A cet égard, un juge de l'exécution a pu affirmer que « le tiers saisi, qui ne saurait être tenu d'imposer, de lui-même, aux parties, les règles de saisissabilité applicables en l'espèce, sera déchargé de toute responsabilité » (TGI MARSEILLE, 3 août 1995, inédit). En l'espèce, il s'agissait de la mise en cause d'un trésorier-payeur général qui avait effectué le versement d'une pension de retraite au profit d'un créancier saisissant à la suite d'une saisie-attribution qui n'avait jamais fait l'objet d'une contestation dans les délais requis de la part du débiteur, alors que cette pension était légalement insaisissable (art. L 56 du Code des pensions).

b. La procédure de saisie-attribution.

173.La procédure de saisie entre les mains d'un comptable public obéit aux règles de droit commun (cf. supra n°s 27 et s. ). Le comptable public est seulement tenu d'une obligation de renseignement à l'égard du saisissant, comme pour la procédure de droit commun.

1° Obligation d'informer le créancier saisissant et l'huissier.

174. Par dérogation à l'article 59 du décret du 31 juillet 1992 qui exige une communication « sur le champ » par le tiers saisi, l'article 5 al. 2 du décret du 31 juillet 1993 prévoit que le comptable public assignataire de la dépense dispose d'un délai de vingt quatre heures pour fournir à l'huissier de justice les renseignements prévus à l'article 44 de la loi du 9 juillet 1991 (l'étendue des obligations du tiers saisi envers le saisi) et pour lui communiquer les pièces justificatives. Si d'autres saisies ou des oppositions ont été effectuées antérieurement, il doit donner les précisions les concernant. Un certificat contenant tous ces renseignements doit être remis à l'huissier, même si le décret de 1993 ne le vise plus.

175. NOTA : Il semble qu'il ne soit pas possible d'opposer à l'huissier le secret professionnel prévu à l'article 26 de la loi du 13 juillet 1983 relative au statut de la fonction publique d'Etat.
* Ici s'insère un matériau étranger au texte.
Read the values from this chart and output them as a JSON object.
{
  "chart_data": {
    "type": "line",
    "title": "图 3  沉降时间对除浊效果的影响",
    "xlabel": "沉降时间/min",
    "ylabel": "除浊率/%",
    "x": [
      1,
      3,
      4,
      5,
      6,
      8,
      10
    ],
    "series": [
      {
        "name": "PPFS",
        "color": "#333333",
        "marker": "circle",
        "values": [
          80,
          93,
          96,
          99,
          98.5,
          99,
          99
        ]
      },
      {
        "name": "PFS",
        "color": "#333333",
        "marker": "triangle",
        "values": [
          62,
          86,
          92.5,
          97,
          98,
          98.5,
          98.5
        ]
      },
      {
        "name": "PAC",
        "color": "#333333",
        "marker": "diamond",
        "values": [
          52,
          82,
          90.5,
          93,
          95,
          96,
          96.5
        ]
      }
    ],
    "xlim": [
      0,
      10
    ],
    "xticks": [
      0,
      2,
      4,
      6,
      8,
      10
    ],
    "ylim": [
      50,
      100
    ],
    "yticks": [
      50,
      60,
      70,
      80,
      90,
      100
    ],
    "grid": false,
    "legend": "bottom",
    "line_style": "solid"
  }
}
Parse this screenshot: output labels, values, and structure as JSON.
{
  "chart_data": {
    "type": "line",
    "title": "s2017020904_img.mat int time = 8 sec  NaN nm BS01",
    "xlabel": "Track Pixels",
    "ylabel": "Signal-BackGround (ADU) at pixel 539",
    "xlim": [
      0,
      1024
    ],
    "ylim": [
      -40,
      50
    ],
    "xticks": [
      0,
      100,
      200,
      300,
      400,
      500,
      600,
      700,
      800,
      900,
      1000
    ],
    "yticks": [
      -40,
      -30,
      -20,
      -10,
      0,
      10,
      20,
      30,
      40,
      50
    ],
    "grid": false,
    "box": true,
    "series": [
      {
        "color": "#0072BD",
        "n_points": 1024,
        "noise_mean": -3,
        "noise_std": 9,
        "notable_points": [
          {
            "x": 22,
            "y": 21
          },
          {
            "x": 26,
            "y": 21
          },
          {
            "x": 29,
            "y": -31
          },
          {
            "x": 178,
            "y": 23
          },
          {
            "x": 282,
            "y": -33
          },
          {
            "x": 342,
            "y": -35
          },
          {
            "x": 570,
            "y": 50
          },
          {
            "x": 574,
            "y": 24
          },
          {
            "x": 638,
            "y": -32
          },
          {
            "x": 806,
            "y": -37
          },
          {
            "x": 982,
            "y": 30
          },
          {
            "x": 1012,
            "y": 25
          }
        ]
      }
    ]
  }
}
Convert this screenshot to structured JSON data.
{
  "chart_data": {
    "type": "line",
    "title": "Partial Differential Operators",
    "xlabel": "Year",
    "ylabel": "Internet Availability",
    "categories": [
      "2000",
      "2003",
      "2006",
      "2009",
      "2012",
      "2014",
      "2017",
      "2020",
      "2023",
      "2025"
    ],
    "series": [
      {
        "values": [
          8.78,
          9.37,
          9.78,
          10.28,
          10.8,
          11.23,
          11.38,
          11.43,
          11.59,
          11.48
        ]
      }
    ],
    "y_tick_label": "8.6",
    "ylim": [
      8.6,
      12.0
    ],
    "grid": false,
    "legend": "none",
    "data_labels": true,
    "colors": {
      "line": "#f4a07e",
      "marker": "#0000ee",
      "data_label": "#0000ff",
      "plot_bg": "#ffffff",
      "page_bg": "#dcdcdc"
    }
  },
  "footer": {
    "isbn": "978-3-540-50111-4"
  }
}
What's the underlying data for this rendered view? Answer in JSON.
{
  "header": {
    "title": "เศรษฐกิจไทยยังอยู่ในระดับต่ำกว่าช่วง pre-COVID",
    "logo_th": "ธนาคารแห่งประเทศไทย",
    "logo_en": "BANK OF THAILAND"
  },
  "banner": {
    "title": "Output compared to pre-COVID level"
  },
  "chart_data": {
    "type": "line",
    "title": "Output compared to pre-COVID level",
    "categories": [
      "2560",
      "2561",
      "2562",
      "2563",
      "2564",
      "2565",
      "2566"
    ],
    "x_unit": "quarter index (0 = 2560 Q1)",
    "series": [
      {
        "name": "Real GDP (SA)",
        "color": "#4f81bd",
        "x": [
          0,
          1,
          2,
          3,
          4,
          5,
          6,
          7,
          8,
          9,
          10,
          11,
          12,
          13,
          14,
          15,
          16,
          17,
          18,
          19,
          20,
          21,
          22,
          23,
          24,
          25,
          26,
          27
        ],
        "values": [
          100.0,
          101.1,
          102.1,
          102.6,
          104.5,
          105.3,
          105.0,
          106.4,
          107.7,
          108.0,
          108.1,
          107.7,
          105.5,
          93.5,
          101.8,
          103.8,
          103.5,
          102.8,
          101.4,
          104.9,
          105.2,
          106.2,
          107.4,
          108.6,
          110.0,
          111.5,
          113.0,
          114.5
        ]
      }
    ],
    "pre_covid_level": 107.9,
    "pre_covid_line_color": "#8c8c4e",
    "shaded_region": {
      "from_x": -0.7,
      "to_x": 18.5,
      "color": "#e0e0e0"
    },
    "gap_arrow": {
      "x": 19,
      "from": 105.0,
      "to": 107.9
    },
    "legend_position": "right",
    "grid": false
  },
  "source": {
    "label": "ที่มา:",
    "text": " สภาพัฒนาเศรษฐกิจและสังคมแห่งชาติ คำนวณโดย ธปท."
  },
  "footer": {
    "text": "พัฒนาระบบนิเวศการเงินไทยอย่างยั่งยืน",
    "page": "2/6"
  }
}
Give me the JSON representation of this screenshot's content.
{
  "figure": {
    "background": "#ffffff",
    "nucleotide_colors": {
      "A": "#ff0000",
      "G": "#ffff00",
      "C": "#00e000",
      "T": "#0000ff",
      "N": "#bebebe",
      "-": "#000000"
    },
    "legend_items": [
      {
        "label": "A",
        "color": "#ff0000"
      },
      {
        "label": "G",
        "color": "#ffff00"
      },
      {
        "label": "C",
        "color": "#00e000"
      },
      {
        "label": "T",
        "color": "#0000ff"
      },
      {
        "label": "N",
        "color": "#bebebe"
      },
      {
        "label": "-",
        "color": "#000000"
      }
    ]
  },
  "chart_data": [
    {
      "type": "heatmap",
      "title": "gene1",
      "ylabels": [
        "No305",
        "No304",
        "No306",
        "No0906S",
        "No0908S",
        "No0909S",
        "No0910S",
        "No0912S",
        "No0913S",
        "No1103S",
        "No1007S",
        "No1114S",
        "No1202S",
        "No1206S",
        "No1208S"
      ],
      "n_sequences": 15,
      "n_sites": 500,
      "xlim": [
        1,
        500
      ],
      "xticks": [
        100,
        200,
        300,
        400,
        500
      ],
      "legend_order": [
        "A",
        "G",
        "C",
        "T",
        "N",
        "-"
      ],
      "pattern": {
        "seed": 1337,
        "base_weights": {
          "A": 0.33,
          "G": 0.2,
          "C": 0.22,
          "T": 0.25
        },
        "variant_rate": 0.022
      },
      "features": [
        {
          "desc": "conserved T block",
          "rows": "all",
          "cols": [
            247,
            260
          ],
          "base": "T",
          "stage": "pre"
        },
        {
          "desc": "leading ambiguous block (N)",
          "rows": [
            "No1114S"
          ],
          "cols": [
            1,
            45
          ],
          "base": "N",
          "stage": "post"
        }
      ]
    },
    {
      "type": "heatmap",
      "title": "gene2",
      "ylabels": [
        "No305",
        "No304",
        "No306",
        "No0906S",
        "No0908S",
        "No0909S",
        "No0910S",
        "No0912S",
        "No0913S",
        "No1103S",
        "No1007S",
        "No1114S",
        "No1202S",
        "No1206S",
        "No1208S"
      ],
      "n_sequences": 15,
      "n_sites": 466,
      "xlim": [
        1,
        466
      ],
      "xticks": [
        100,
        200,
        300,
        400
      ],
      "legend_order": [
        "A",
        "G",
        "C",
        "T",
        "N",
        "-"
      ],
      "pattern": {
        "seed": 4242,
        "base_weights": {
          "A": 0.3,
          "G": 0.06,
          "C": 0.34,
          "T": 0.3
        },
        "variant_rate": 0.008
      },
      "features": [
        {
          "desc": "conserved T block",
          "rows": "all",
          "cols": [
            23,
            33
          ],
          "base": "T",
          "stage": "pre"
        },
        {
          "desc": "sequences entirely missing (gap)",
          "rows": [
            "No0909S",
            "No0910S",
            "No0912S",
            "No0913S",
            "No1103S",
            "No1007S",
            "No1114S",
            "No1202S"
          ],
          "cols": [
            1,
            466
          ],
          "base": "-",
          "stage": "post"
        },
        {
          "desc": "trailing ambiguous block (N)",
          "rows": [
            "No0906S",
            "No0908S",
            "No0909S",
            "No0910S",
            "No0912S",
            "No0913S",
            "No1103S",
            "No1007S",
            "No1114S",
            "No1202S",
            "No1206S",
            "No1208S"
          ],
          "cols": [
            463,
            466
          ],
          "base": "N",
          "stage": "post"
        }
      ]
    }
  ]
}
La Cour de cassation a déjà considéré que le secret professionnel n'était pas un motif légitime pour refuser de communiquer les renseignements nécessaires à l'huissier pour procéder à l'exécution forcée d'une décision de justice (Cass. civ. 1ère, 30 juin 1992, Ministre délégué des PTT c/X... , JCP 1993, 22001).

176.Tout manquement aux obligations du comptable public tiers saisi doit être signalé au Service central (Bureau R 2).